Aryo juga yang tadi siang Desmond telepon untuk bertemu. Lelaki itu tipe lelaki aneh, karena bisa-bisanya dia bekerja dan menyusun strategi bisnis sambil ditemani alkohol. Orang waras mana yang melakukan itu? Hanya Aryo seorang, itu yang Desmond tahu. Dan gilanya lelaki itu bisa menghasilkan ide cemerlang ketika disandingkan dengan alkohol. Tidak salah kalau cita-cita terbesar Aryo adalah membeli sebagian saham perusahaan champagne di Prancis.

"Lagi? Kerja di sini lagi? Jangan bilang dari sore lo sudah disini?" Tanya Desmond memastikan. Cengiran Aryo sudah cukup untuk dijadikan jawaban bagi Desmond.

"Ada apa nih? Ada bisnis baru apa sampai-sampai top priority gitu?" Aryo menyingkirkan laptopnya ketika Desmond sudah duduk di hadapannya. Tentu saja Aryo ingin mendengarkan dengan serius.

"Ajarin gue cara menaklukan wanita..." untuk beberapa detik Aryo terdiam dengan wajah datar. Isi kepalanya masih berusaha mencerna. Namun ketika dia berhasil mencerna semuanya, tawa Aryo langsung membahana. Lelaki itu terpingkal-pingkal sampai-sampai dia memegang perutnya.

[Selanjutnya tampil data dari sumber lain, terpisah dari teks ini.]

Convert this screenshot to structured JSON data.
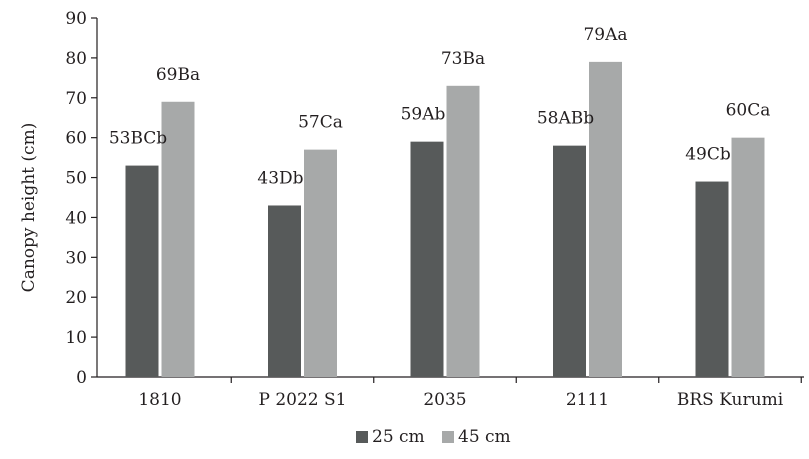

"Sebentar..., ini gimana maksudnya? Seorang Desmond minta diajarin bagaimana caranya meluluhkan wanita. Meluluhkan lah ya, jangan menaklukan. Kesannya kayak mau menjajah wanita saja," Aryo membetulkan posisi duduknya. Dia mengatur nafasnya yang sedikit ngos-ngosan karena sibuk tertawa.

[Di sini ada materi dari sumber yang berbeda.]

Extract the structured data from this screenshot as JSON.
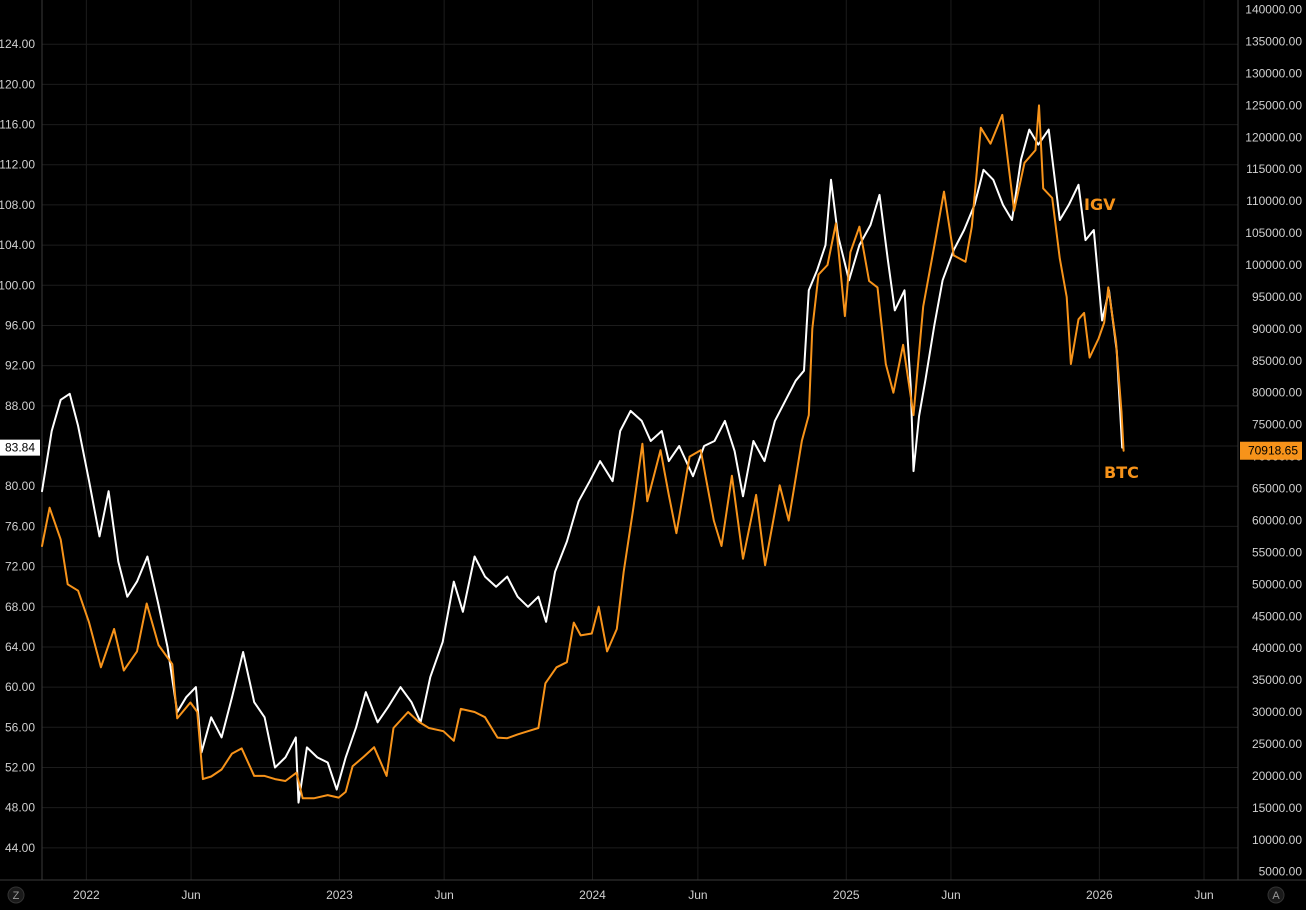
{
  "chart_data": {
    "type": "line",
    "title": "",
    "xlabel": "",
    "ylabel": "",
    "x_range": [
      "2021-10-29",
      "2026-07-20"
    ],
    "x_ticks": [
      {
        "date": "2022-01-01",
        "label": "2022"
      },
      {
        "date": "2022-06-01",
        "label": "Jun"
      },
      {
        "date": "2023-01-01",
        "label": "2023"
      },
      {
        "date": "2023-06-01",
        "label": "Jun"
      },
      {
        "date": "2024-01-01",
        "label": "2024"
      },
      {
        "date": "2024-06-01",
        "label": "Jun"
      },
      {
        "date": "2025-01-01",
        "label": "2025"
      },
      {
        "date": "2025-06-01",
        "label": "Jun"
      },
      {
        "date": "2026-01-01",
        "label": "2026"
      },
      {
        "date": "2026-06-01",
        "label": "Jun"
      }
    ],
    "left_axis": {
      "series": "IGV",
      "ylim": [
        40.8,
        128.4
      ],
      "ticks": [
        "44.00",
        "48.00",
        "52.00",
        "56.00",
        "60.00",
        "64.00",
        "68.00",
        "72.00",
        "76.00",
        "80.00",
        "84.00",
        "88.00",
        "92.00",
        "96.00",
        "100.00",
        "104.00",
        "108.00",
        "112.00",
        "116.00",
        "120.00",
        "124.00"
      ]
    },
    "right_axis": {
      "series": "BTC",
      "ylim": [
        3700,
        141500
      ],
      "ticks": [
        "5000.00",
        "10000.00",
        "15000.00",
        "20000.00",
        "25000.00",
        "30000.00",
        "35000.00",
        "40000.00",
        "45000.00",
        "50000.00",
        "55000.00",
        "60000.00",
        "65000.00",
        "70000.00",
        "75000.00",
        "80000.00",
        "85000.00",
        "90000.00",
        "95000.00",
        "100000.00",
        "105000.00",
        "110000.00",
        "115000.00",
        "120000.00",
        "125000.00",
        "130000.00",
        "135000.00",
        "140000.00"
      ]
    },
    "grid": true,
    "series": [
      {
        "name": "IGV",
        "axis": "left",
        "color": "#ffffff",
        "label_color": "#f7931a",
        "last_value": "83.84",
        "points": [
          [
            "2021-10-29",
            79.5
          ],
          [
            "2021-11-12",
            85.5
          ],
          [
            "2021-11-25",
            88.6
          ],
          [
            "2021-12-08",
            89.2
          ],
          [
            "2021-12-20",
            86.0
          ],
          [
            "2022-01-05",
            80.5
          ],
          [
            "2022-01-20",
            75.0
          ],
          [
            "2022-02-02",
            79.5
          ],
          [
            "2022-02-16",
            72.5
          ],
          [
            "2022-03-01",
            69.0
          ],
          [
            "2022-03-15",
            70.5
          ],
          [
            "2022-03-30",
            73.0
          ],
          [
            "2022-04-14",
            68.5
          ],
          [
            "2022-04-28",
            64.0
          ],
          [
            "2022-05-12",
            57.5
          ],
          [
            "2022-05-25",
            59.0
          ],
          [
            "2022-06-08",
            60.0
          ],
          [
            "2022-06-16",
            53.5
          ],
          [
            "2022-06-30",
            57.0
          ],
          [
            "2022-07-15",
            55.0
          ],
          [
            "2022-07-30",
            59.0
          ],
          [
            "2022-08-15",
            63.5
          ],
          [
            "2022-08-31",
            58.5
          ],
          [
            "2022-09-15",
            57.0
          ],
          [
            "2022-09-30",
            52.0
          ],
          [
            "2022-10-15",
            53.0
          ],
          [
            "2022-10-30",
            55.0
          ],
          [
            "2022-11-03",
            48.5
          ],
          [
            "2022-11-15",
            54.0
          ],
          [
            "2022-11-30",
            53.0
          ],
          [
            "2022-12-15",
            52.5
          ],
          [
            "2022-12-28",
            49.8
          ],
          [
            "2023-01-10",
            53.0
          ],
          [
            "2023-01-25",
            56.0
          ],
          [
            "2023-02-08",
            59.5
          ],
          [
            "2023-02-25",
            56.5
          ],
          [
            "2023-03-12",
            58.0
          ],
          [
            "2023-03-30",
            60.0
          ],
          [
            "2023-04-15",
            58.5
          ],
          [
            "2023-04-28",
            56.5
          ],
          [
            "2023-05-12",
            61.0
          ],
          [
            "2023-05-30",
            64.5
          ],
          [
            "2023-06-15",
            70.5
          ],
          [
            "2023-06-28",
            67.5
          ],
          [
            "2023-07-15",
            73.0
          ],
          [
            "2023-07-30",
            71.0
          ],
          [
            "2023-08-15",
            70.0
          ],
          [
            "2023-08-31",
            71.0
          ],
          [
            "2023-09-15",
            69.0
          ],
          [
            "2023-09-30",
            68.0
          ],
          [
            "2023-10-15",
            69.0
          ],
          [
            "2023-10-26",
            66.5
          ],
          [
            "2023-11-08",
            71.5
          ],
          [
            "2023-11-25",
            74.5
          ],
          [
            "2023-12-12",
            78.5
          ],
          [
            "2023-12-28",
            80.5
          ],
          [
            "2024-01-12",
            82.5
          ],
          [
            "2024-01-30",
            80.5
          ],
          [
            "2024-02-10",
            85.5
          ],
          [
            "2024-02-25",
            87.5
          ],
          [
            "2024-03-12",
            86.5
          ],
          [
            "2024-03-25",
            84.5
          ],
          [
            "2024-04-10",
            85.5
          ],
          [
            "2024-04-20",
            82.5
          ],
          [
            "2024-05-05",
            84.0
          ],
          [
            "2024-05-25",
            81.0
          ],
          [
            "2024-06-10",
            84.0
          ],
          [
            "2024-06-25",
            84.5
          ],
          [
            "2024-07-10",
            86.5
          ],
          [
            "2024-07-24",
            83.5
          ],
          [
            "2024-08-05",
            79.0
          ],
          [
            "2024-08-20",
            84.5
          ],
          [
            "2024-09-05",
            82.5
          ],
          [
            "2024-09-20",
            86.5
          ],
          [
            "2024-10-05",
            88.5
          ],
          [
            "2024-10-20",
            90.5
          ],
          [
            "2024-11-01",
            91.5
          ],
          [
            "2024-11-08",
            99.5
          ],
          [
            "2024-11-20",
            101.5
          ],
          [
            "2024-12-02",
            104.0
          ],
          [
            "2024-12-10",
            110.5
          ],
          [
            "2024-12-20",
            105.0
          ],
          [
            "2025-01-05",
            100.5
          ],
          [
            "2025-01-20",
            104.0
          ],
          [
            "2025-02-05",
            106.0
          ],
          [
            "2025-02-18",
            109.0
          ],
          [
            "2025-03-02",
            102.5
          ],
          [
            "2025-03-12",
            97.5
          ],
          [
            "2025-03-26",
            99.5
          ],
          [
            "2025-04-04",
            90.0
          ],
          [
            "2025-04-08",
            81.5
          ],
          [
            "2025-04-16",
            87.0
          ],
          [
            "2025-04-25",
            90.5
          ],
          [
            "2025-05-08",
            96.0
          ],
          [
            "2025-05-20",
            100.5
          ],
          [
            "2025-06-05",
            103.5
          ],
          [
            "2025-06-20",
            105.5
          ],
          [
            "2025-07-05",
            108.0
          ],
          [
            "2025-07-18",
            111.5
          ],
          [
            "2025-08-01",
            110.5
          ],
          [
            "2025-08-15",
            108.0
          ],
          [
            "2025-08-28",
            106.5
          ],
          [
            "2025-09-10",
            112.5
          ],
          [
            "2025-09-22",
            115.5
          ],
          [
            "2025-10-05",
            114.0
          ],
          [
            "2025-10-20",
            115.5
          ],
          [
            "2025-11-05",
            106.5
          ],
          [
            "2025-11-18",
            108.0
          ],
          [
            "2025-12-02",
            110.0
          ],
          [
            "2025-12-12",
            104.5
          ],
          [
            "2025-12-24",
            105.5
          ],
          [
            "2026-01-05",
            96.5
          ],
          [
            "2026-01-15",
            99.5
          ],
          [
            "2026-01-26",
            93.5
          ],
          [
            "2026-02-03",
            83.84
          ]
        ]
      },
      {
        "name": "BTC",
        "axis": "right",
        "color": "#f7931a",
        "label_color": "#f7931a",
        "last_value": "70918.65",
        "points": [
          [
            "2021-10-29",
            56000
          ],
          [
            "2021-11-09",
            62000
          ],
          [
            "2021-11-25",
            57000
          ],
          [
            "2021-12-05",
            50000
          ],
          [
            "2021-12-20",
            49000
          ],
          [
            "2022-01-05",
            44000
          ],
          [
            "2022-01-22",
            37000
          ],
          [
            "2022-02-10",
            43000
          ],
          [
            "2022-02-24",
            36500
          ],
          [
            "2022-03-15",
            39500
          ],
          [
            "2022-03-29",
            47000
          ],
          [
            "2022-04-15",
            40500
          ],
          [
            "2022-05-05",
            37500
          ],
          [
            "2022-05-12",
            29000
          ],
          [
            "2022-05-31",
            31500
          ],
          [
            "2022-06-10",
            30000
          ],
          [
            "2022-06-18",
            19500
          ],
          [
            "2022-06-30",
            19900
          ],
          [
            "2022-07-15",
            21000
          ],
          [
            "2022-07-30",
            23500
          ],
          [
            "2022-08-13",
            24300
          ],
          [
            "2022-08-31",
            20000
          ],
          [
            "2022-09-15",
            20000
          ],
          [
            "2022-09-30",
            19500
          ],
          [
            "2022-10-15",
            19200
          ],
          [
            "2022-10-31",
            20500
          ],
          [
            "2022-11-09",
            16500
          ],
          [
            "2022-11-25",
            16500
          ],
          [
            "2022-12-15",
            17000
          ],
          [
            "2022-12-31",
            16600
          ],
          [
            "2023-01-10",
            17500
          ],
          [
            "2023-01-20",
            21500
          ],
          [
            "2023-02-05",
            23000
          ],
          [
            "2023-02-20",
            24500
          ],
          [
            "2023-03-10",
            20000
          ],
          [
            "2023-03-20",
            27500
          ],
          [
            "2023-04-10",
            30000
          ],
          [
            "2023-04-25",
            28500
          ],
          [
            "2023-05-10",
            27500
          ],
          [
            "2023-05-31",
            27000
          ],
          [
            "2023-06-15",
            25500
          ],
          [
            "2023-06-25",
            30500
          ],
          [
            "2023-07-15",
            30000
          ],
          [
            "2023-07-30",
            29200
          ],
          [
            "2023-08-17",
            26000
          ],
          [
            "2023-08-31",
            25900
          ],
          [
            "2023-09-15",
            26500
          ],
          [
            "2023-09-30",
            27000
          ],
          [
            "2023-10-15",
            27500
          ],
          [
            "2023-10-25",
            34500
          ],
          [
            "2023-11-10",
            37000
          ],
          [
            "2023-11-25",
            37800
          ],
          [
            "2023-12-05",
            44000
          ],
          [
            "2023-12-15",
            42000
          ],
          [
            "2023-12-31",
            42300
          ],
          [
            "2024-01-10",
            46500
          ],
          [
            "2024-01-22",
            39500
          ],
          [
            "2024-02-05",
            43000
          ],
          [
            "2024-02-15",
            52000
          ],
          [
            "2024-02-29",
            62000
          ],
          [
            "2024-03-13",
            72000
          ],
          [
            "2024-03-20",
            63000
          ],
          [
            "2024-04-08",
            71000
          ],
          [
            "2024-04-20",
            64000
          ],
          [
            "2024-05-01",
            58000
          ],
          [
            "2024-05-20",
            70000
          ],
          [
            "2024-06-05",
            71000
          ],
          [
            "2024-06-24",
            60000
          ],
          [
            "2024-07-05",
            56000
          ],
          [
            "2024-07-20",
            67000
          ],
          [
            "2024-08-05",
            54000
          ],
          [
            "2024-08-24",
            64000
          ],
          [
            "2024-09-06",
            53000
          ],
          [
            "2024-09-27",
            65500
          ],
          [
            "2024-10-10",
            60000
          ],
          [
            "2024-10-29",
            72500
          ],
          [
            "2024-11-08",
            76500
          ],
          [
            "2024-11-13",
            90000
          ],
          [
            "2024-11-22",
            98500
          ],
          [
            "2024-12-05",
            100000
          ],
          [
            "2024-12-17",
            106500
          ],
          [
            "2024-12-30",
            92000
          ],
          [
            "2025-01-07",
            102000
          ],
          [
            "2025-01-20",
            106000
          ],
          [
            "2025-02-03",
            97500
          ],
          [
            "2025-02-15",
            96500
          ],
          [
            "2025-02-27",
            84500
          ],
          [
            "2025-03-10",
            80000
          ],
          [
            "2025-03-24",
            87500
          ],
          [
            "2025-04-08",
            76500
          ],
          [
            "2025-04-22",
            93500
          ],
          [
            "2025-05-08",
            103000
          ],
          [
            "2025-05-22",
            111500
          ],
          [
            "2025-06-05",
            101500
          ],
          [
            "2025-06-22",
            100500
          ],
          [
            "2025-07-01",
            106000
          ],
          [
            "2025-07-14",
            121500
          ],
          [
            "2025-07-28",
            119000
          ],
          [
            "2025-08-14",
            123500
          ],
          [
            "2025-08-31",
            108500
          ],
          [
            "2025-09-15",
            116000
          ],
          [
            "2025-10-01",
            118000
          ],
          [
            "2025-10-06",
            125000
          ],
          [
            "2025-10-12",
            112000
          ],
          [
            "2025-10-25",
            110500
          ],
          [
            "2025-11-05",
            101000
          ],
          [
            "2025-11-15",
            95000
          ],
          [
            "2025-11-21",
            84500
          ],
          [
            "2025-12-02",
            91500
          ],
          [
            "2025-12-10",
            92500
          ],
          [
            "2025-12-18",
            85500
          ],
          [
            "2025-12-31",
            88500
          ],
          [
            "2026-01-08",
            91000
          ],
          [
            "2026-01-14",
            96500
          ],
          [
            "2026-01-25",
            88000
          ],
          [
            "2026-02-02",
            77000
          ],
          [
            "2026-02-05",
            70918.65
          ]
        ]
      }
    ],
    "corner_buttons": {
      "left": "Z",
      "right": "A"
    }
  }
}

"Bukannya biasa gak perlu repot-repot perempuan menggelendot aja sama lo? Kalau nggak pada lo tolakin semua mah stok perempuan lo gak akan habis bro. Terus siapa wanita yang bisa menolak pesona Desmond?" Ujar Aryo dibuat mendramatisir.

"Kalau gue kasih tahu pasti lo gak akan percaya..."

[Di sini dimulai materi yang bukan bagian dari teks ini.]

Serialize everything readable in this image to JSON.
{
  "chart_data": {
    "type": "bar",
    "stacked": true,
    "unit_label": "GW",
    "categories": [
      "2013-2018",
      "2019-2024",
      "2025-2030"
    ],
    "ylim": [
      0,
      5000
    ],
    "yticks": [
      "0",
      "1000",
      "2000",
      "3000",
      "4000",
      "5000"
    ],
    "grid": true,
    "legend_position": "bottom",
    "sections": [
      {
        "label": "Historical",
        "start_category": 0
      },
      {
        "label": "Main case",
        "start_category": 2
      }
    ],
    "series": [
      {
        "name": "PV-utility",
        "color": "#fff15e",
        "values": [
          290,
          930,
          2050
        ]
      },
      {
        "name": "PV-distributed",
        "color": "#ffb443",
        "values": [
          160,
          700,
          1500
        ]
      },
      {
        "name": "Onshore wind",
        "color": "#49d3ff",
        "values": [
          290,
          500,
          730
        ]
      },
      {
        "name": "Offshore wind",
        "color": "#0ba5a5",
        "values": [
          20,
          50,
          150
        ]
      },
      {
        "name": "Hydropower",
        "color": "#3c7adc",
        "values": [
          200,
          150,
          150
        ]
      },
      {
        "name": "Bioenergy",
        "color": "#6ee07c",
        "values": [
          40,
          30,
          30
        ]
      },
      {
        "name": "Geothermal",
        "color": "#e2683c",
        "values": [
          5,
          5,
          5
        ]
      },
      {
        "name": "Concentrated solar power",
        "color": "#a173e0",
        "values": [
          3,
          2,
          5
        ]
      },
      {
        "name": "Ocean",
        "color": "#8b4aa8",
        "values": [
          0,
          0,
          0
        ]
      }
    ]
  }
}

"Siapa?" Tanya Aryo semakin penasaran.

"Perempuan biasa. Salah satu karyawan agensi yang kemarin gue ceritain untuk proyek marketing baru gue." Jawab Desmond. Dia bisa melihat Aryo mengangkat sebelah alisnya.

"Baru ketemu dong? Sudah langsung suka aja lo? Cinta pandangan pertama? Di usia kita yang tiga puluh lima tahun ini masih berlaku yang begituan memang? Secantik apa orangnya?"

Wajar kalau Aryo menanyakan secantik apa wanita yang bisa membuat Desmond sampai meminta tolong diajarkan meluluhkan hati wanita. Tidak mau munafik, baik Desmond dan Aryo, mereka berdua sama-sama mengakui kalau tentu saja mereka tertarik dengan wanita cantik. Meskipun definisi cantik setiap orang berbeda, namun tetap saja itu yang pertama. Kalau dari pandangan mata saja sudah tidak menarik, mana mau repot-repot mengenal lebih jauh lagi seperti apa sifatnya. Jadi kalau ada lelaki yang mengatakan cantik itu tidak penting, dia bukan lelaki menurut Aryo.